Als Julius Hey um die Jahrhundertwende sein dreiteiliges Werk »Deutscher Gesangsunterricht« herausgab, konnte er kaum ahnen, daß dieses Lehrbuch, wenn auch in verkürzter Form, einen Siegeszug durch alle Lande antreten sollte. Hey hatte seine Lehrweise ursprünglich nur für seinen Schülerkreis und zudem als reine Gesangslehre entwickelt. Erst die Verantwortung gegenüber der oft fehlerhaften Aussprache bei Schauspielern und Sängern veranlaßte ihn, seinem Hauptwerk einen »Sprachlichen Teil« anzufügen.

Es bezeugt die Richtigkeit dieses Lehrweges, daß gerade dieser Teil unter dem Namen »Der Kleine Hey« das Standardwerk für Sprecherziehung geworden und dies in größter Auflage bis heute für die sprechtechnische Ausbildung der »Schauspieler, Redner, Geistlichen, Lehrer und Sänger« geblieben ist.

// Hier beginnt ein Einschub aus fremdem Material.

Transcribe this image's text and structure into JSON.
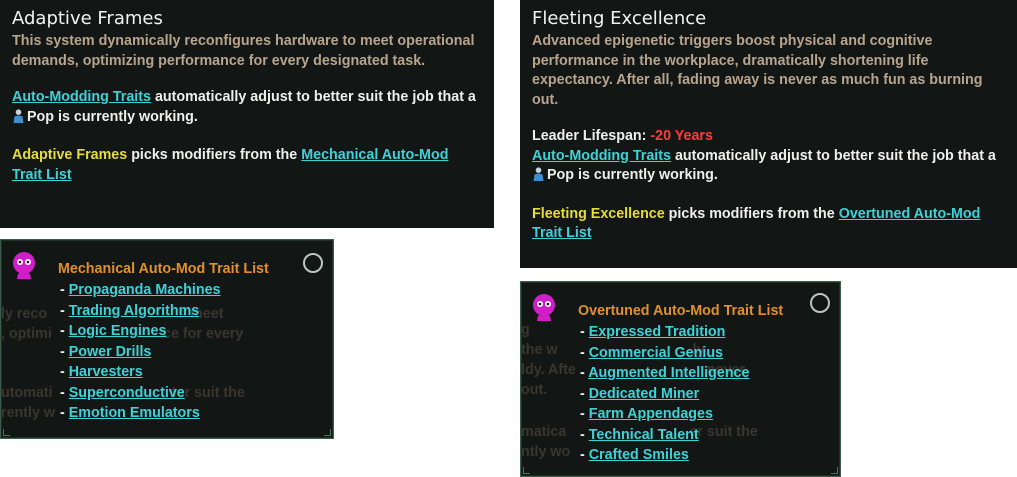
{
  "colors": {
    "panel_bg": "#121716",
    "link": "#3ed2d6",
    "trait_name": "#e6dc3a",
    "description": "#b8a48c",
    "negative": "#ff3a3a",
    "list_title": "#e1902a",
    "icon_magenta": "#d11fc8"
  },
  "left_tooltip": {
    "title": "Adaptive Frames",
    "description": "This system dynamically reconfigures hardware to meet operational demands, optimizing performance for every designated task.",
    "auto_link": "Auto-Modding Traits",
    "auto_text_1": " automatically adjust to better suit the job that a ",
    "pop_icon": "pop-icon",
    "auto_text_2": "Pop is currently working.",
    "trait_name": "Adaptive Frames",
    "picks_text": " picks modifiers from the ",
    "list_link": "Mechanical Auto-Mod Trait List"
  },
  "right_tooltip": {
    "title": "Fleeting Excellence",
    "description": "Advanced epigenetic triggers boost physical and cognitive performance in the workplace, dramatically shortening life expectancy. After all, fading away is never as much fun as burning out.",
    "lifespan_label": "Leader Lifespan: ",
    "lifespan_value": "-20 Years",
    "auto_link": "Auto-Modding Traits",
    "auto_text_1": " automatically adjust to better suit the job that a ",
    "pop_icon": "pop-icon",
    "auto_text_2": "Pop is currently working.",
    "trait_name": "Fleeting Excellence",
    "picks_text": " picks modifiers from the ",
    "list_link": "Overtuned Auto-Mod Trait List"
  },
  "left_list": {
    "icon": "magenta-trait-icon",
    "title": "Mechanical Auto-Mod Trait List",
    "dash": "- ",
    "items": [
      "Propaganda Machines",
      "Trading Algorithms",
      "Logic Engines",
      "Power Drills",
      "Harvesters",
      "Superconductive",
      "Emotion Emulators"
    ]
  },
  "right_list": {
    "icon": "magenta-trait-icon",
    "title": "Overtuned Auto-Mod Trait List",
    "dash": "- ",
    "items": [
      "Expressed Tradition",
      "Commercial Genius",
      "Augmented Intelligence",
      "Dedicated Miner",
      "Farm Appendages",
      "Technical Talent",
      "Crafted Smiles"
    ]
  }
}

Die Lehrweise Heys erfaßt die elementaren Grundlagen der »Kunst des Sprechens« so allgemeinverbindlich, daß sie ebenso als das fundamentale Lehrbuch für die Nachwuchsschulung der Rundfunksprecher, Telefonistinnen und der Berufsredner innerhalb der Organisationen – also für die mehr praktische Rhetorik – benutzt wird. Nicht zuletzt bietet sie eine wertvolle Hilfe für den Unterricht in der Schule wie auch für das private Selbststudium.

Zwar ging die von Fritz Volbach besorgte Neuausgabe (1912) inhaltlich auf den »Sprachlichen Teil« Heys zurück, es erfolgten jedoch, außer den notwendig gewordenen Umarbeitungen der stimmphysiologischen Grundlagen, eingreifende Abänderungen des Originals, vor allem im Hinblick auf die Lautordnung und die Auswahl der Kapitel. Diese sachlichen Gründe waren maßgebend, die vorliegende Neubearbeitung dem Urtext wieder anzugleichen. Julius Hey begründete seine Lautordnung ausdrücklich durch den »organischen Zusammenhang« ihrer phonetischen Bildung (bis in die Phonationsstellungen hinein); außerdem fanden sich wertvolle, gerade in unserer Zeit wieder gültige sprachwissenschaftliche Erkenntnisse, die Julius Hey, neben seinem umfassenden physiologischen Sachwissens, zum unbestrittenen Altmeister der Sprecherziehung machen. Auch das in Vergessenheit geratene Kapitel über »Die sprachliche Tonbildung«, das unter dem Titel »Die Stimmprüfung« erstmals wieder veröffentlicht wird, schien der Wiederaufnahme wert.

Trotzdem war eine eingehende Neubearbeitung bzw. Ergänzung der bisher vorliegenden Ausgaben notwendig. Sie geschah im Hinblick auf die wissenschaftliche Weiterentwicklung der Stimmphysiologie und Phonetik sowie auf den künstlerischen Auffassungswandel der Redekunst und Sprechgestaltung. Insbesondere sind die beiden Kapitel über »Rhythmus und Dynamik in der Sprache« und »Übungsliteratur für den Unterricht« umgestaltet worden. Ergänzend hinzugekommen ist der neue Beitrag über »Das Stimmorgan« (Atmung, Tönung, Lautung).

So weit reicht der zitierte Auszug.